Monday, January 16, 2012

Unhappy Coincidences


In the nineteen-fifties, my summer job was with the federal Department of Transport, Air Regulations. All of the inspectors in the office had been pilots during the Second World War.

One of them told me he never returned from a mission with a load of bombs, the danger of explosion on landing too great. The usual recourse was to drop them in the English Channel. This inspector said he preferred to drop them anywhere on German soil.

Sitting in a coffee shop recently, I got into conversation with an elderly woman. She told be she had spent the war in her home town in northern Germany, a place of no strategic value. The locals got so used to the allied aircraft, they could tell from the sound of the engines if it still carried a load of bombs.

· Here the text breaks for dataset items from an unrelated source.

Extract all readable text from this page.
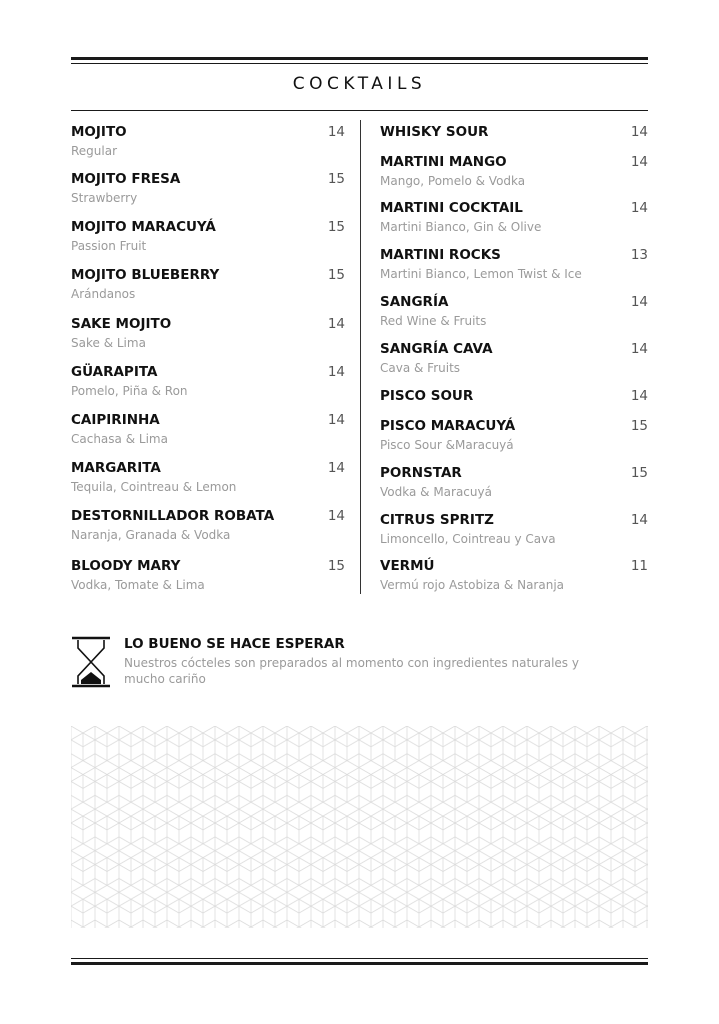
COCKTAILS
MOJITO
Regular
14
MOJITO FRESA
Strawberry
15
MOJITO MARACUYÁ
Passion Fruit
15
MOJITO BLUEBERRY
Arándanos
15
SAKE MOJITO
Sake & Lima
14
GÜARAPITA
Pomelo, Piña & Ron
14
CAIPIRINHA
Cachasa & Lima
14
MARGARITA
Tequila, Cointreau & Lemon
14
DESTORNILLADOR ROBATA
Naranja, Granada & Vodka
14
BLOODY MARY
Vodka, Tomate & Lima
15
WHISKY SOUR	14
MARTINI MANGO
Mango, Pomelo & Vodka
14
MARTINI COCKTAIL
Martini Bianco, Gin & Olive
14
MARTINI ROCKS
Martini Bianco, Lemon Twist & Ice
13
SANGRÍA
Red Wine & Fruits
14
SANGRÍA CAVA
Cava & Fruits
14
PISCO SOUR	14
PISCO MARACUYÁ
Pisco Sour &Maracuyá
15
PORNSTAR
Vodka & Maracuyá
15
CITRUS SPRITZ
Limoncello, Cointreau y Cava
14
VERMÚ
Vermú rojo Astobiza & Naranja
11
LO BUENO SE HACE ESPERAR
Nuestros cócteles son preparados al momento con ingredientes naturales y mucho cariño
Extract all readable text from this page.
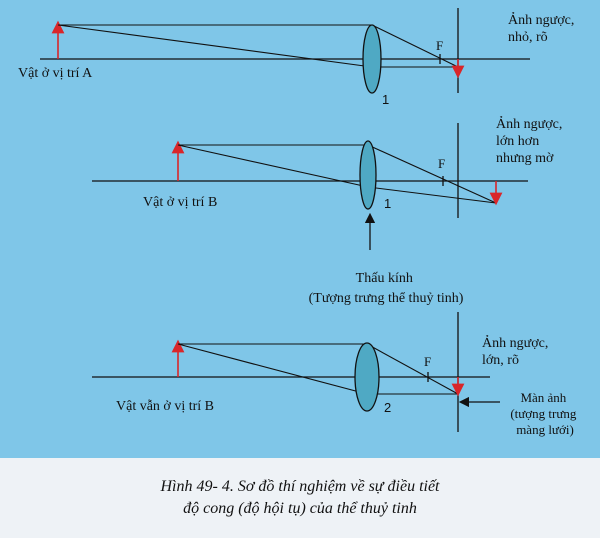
Vật ở vị trí A
F
1
Ảnh ngược, nhỏ, rõ
Vật ở vị trí B
F
1
Ảnh ngược, lớn hơn nhưng mờ
Thấu kính (Tượng trưng thể thuỷ tinh)
Vật vẫn ở vị trí B
F
2
Ảnh ngược, lớn, rõ
Màn ảnh (tượng trưng màng lưới)
Hình 49- 4. Sơ đồ thí nghiệm về sự điều tiết
độ cong (độ hội tụ) của thể thuỷ tinh
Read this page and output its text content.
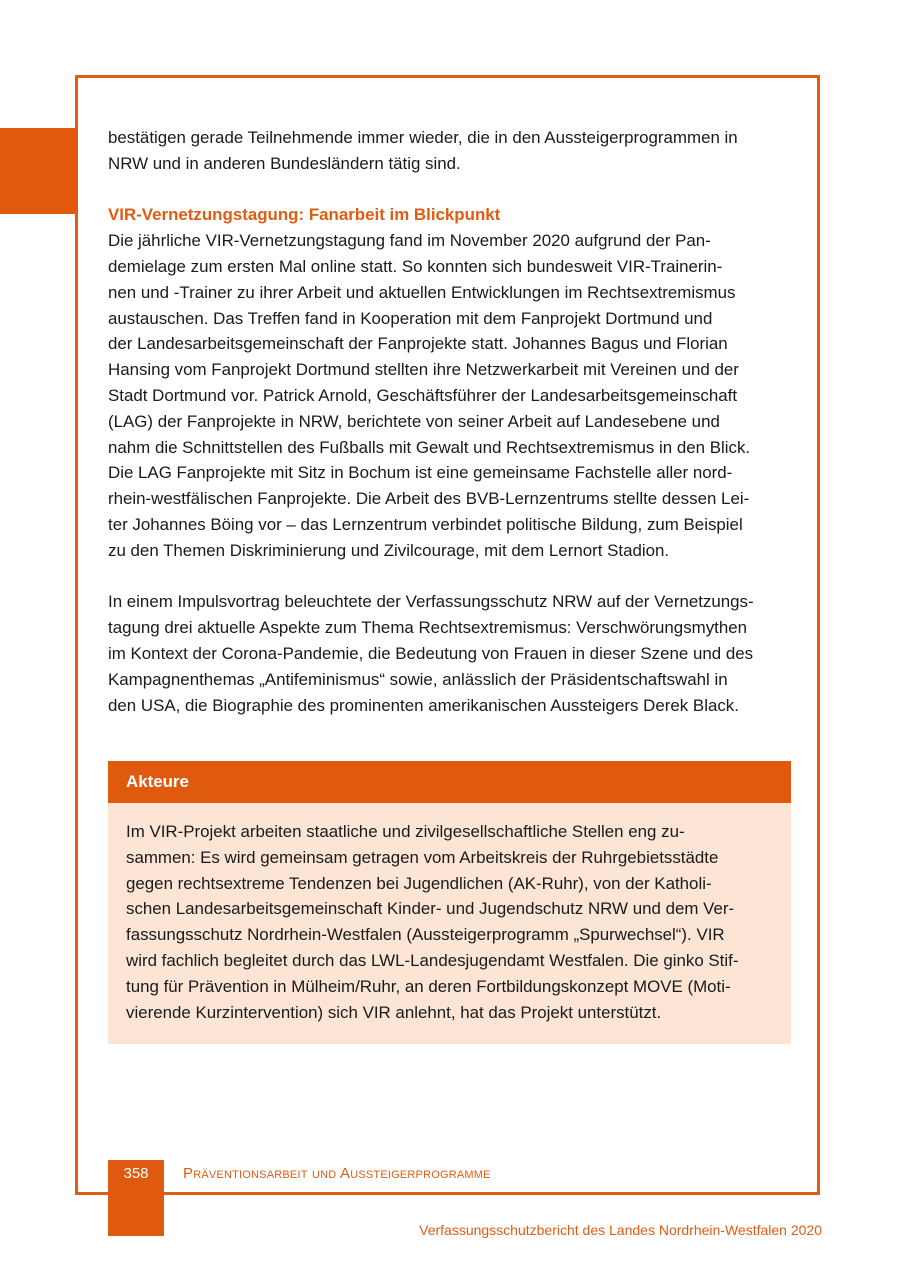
bestätigen gerade Teilnehmende immer wieder, die in den Aussteigerprogrammen in

NRW und in anderen Bundesländern tätig sind.

VIR-Vernetzungstagung: Fanarbeit im Blickpunkt

Die jährliche VIR-Vernetzungstagung fand im November 2020 aufgrund der Pan-

demielage zum ersten Mal online statt. So konnten sich bundesweit VIR-Trainerin-

nen und -Trainer zu ihrer Arbeit und aktuellen Entwicklungen im Rechtsextremismus

austauschen. Das Treffen fand in Kooperation mit dem Fanprojekt Dortmund und

der Landesarbeitsgemeinschaft der Fanprojekte statt. Johannes Bagus und Florian

Hansing vom Fanprojekt Dortmund stellten ihre Netzwerkarbeit mit Vereinen und der

Stadt Dortmund vor. Patrick Arnold, Geschäftsführer der Landesarbeitsgemeinschaft

(LAG) der Fanprojekte in NRW, berichtete von seiner Arbeit auf Landesebene und

nahm die Schnittstellen des Fußballs mit Gewalt und Rechtsextremismus in den Blick.

Die LAG Fanprojekte mit Sitz in Bochum ist eine gemeinsame Fachstelle aller nord-

rhein-westfälischen Fanprojekte. Die Arbeit des BVB-Lernzentrums stellte dessen Lei-

ter Johannes Böing vor – das Lernzentrum verbindet politische Bildung, zum Beispiel

zu den Themen Diskriminierung und Zivilcourage, mit dem Lernort Stadion.

In einem Impulsvortrag beleuchtete der Verfassungsschutz NRW auf der Vernetzungs-

tagung drei aktuelle Aspekte zum Thema Rechtsextremismus: Verschwörungsmythen

im Kontext der Corona-Pandemie, die Bedeutung von Frauen in dieser Szene und des

Kampagnenthemas „Antifeminismus“ sowie, anlässlich der Präsidentschaftswahl in

den USA, die Biographie des prominenten amerikanischen Aussteigers Derek Black.

Akteure

Im VIR-Projekt arbeiten staatliche und zivilgesellschaftliche Stellen eng zu-

sammen: Es wird gemeinsam getragen vom Arbeitskreis der Ruhrgebietsstädte

gegen rechtsextreme Tendenzen bei Jugendlichen (AK-Ruhr), von der Katholi-

schen Landesarbeitsgemeinschaft Kinder- und Jugendschutz NRW und dem Ver-

fassungsschutz Nordrhein-Westfalen (Aussteigerprogramm „Spurwechsel“). VIR

wird fachlich begleitet durch das LWL-Landesjugendamt Westfalen. Die ginko Stif-

tung für Prävention in Mülheim/Ruhr, an deren Fortbildungskonzept MOVE (Moti-

vierende Kurzintervention) sich VIR anlehnt, hat das Projekt unterstützt.

358	Präventionsarbeit und Aussteigerprogramme
Verfassungsschutzbericht des Landes Nordrhein-Westfalen 2020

One night, they heard a aircraft returning from an abortive raid on Berlin. The sound of the engines told them it still carried bombs. The bombs were dropped on a nearby town, killing, she said, several thousand people who became part of the 400,000 civilians killed by Allied bombing during that war.

Another such coincidence occurred at a house party in Toronto in 1984. One guest told us that it was on this very night forty years earlier that Canadian bombers destroyed her city. A few minutes later, in another room, I saw a friend I knew flew a bomber during the war. He said he was sad because it was on this very night forty years earlier that his best friend was killed in a bombing mission over Germany.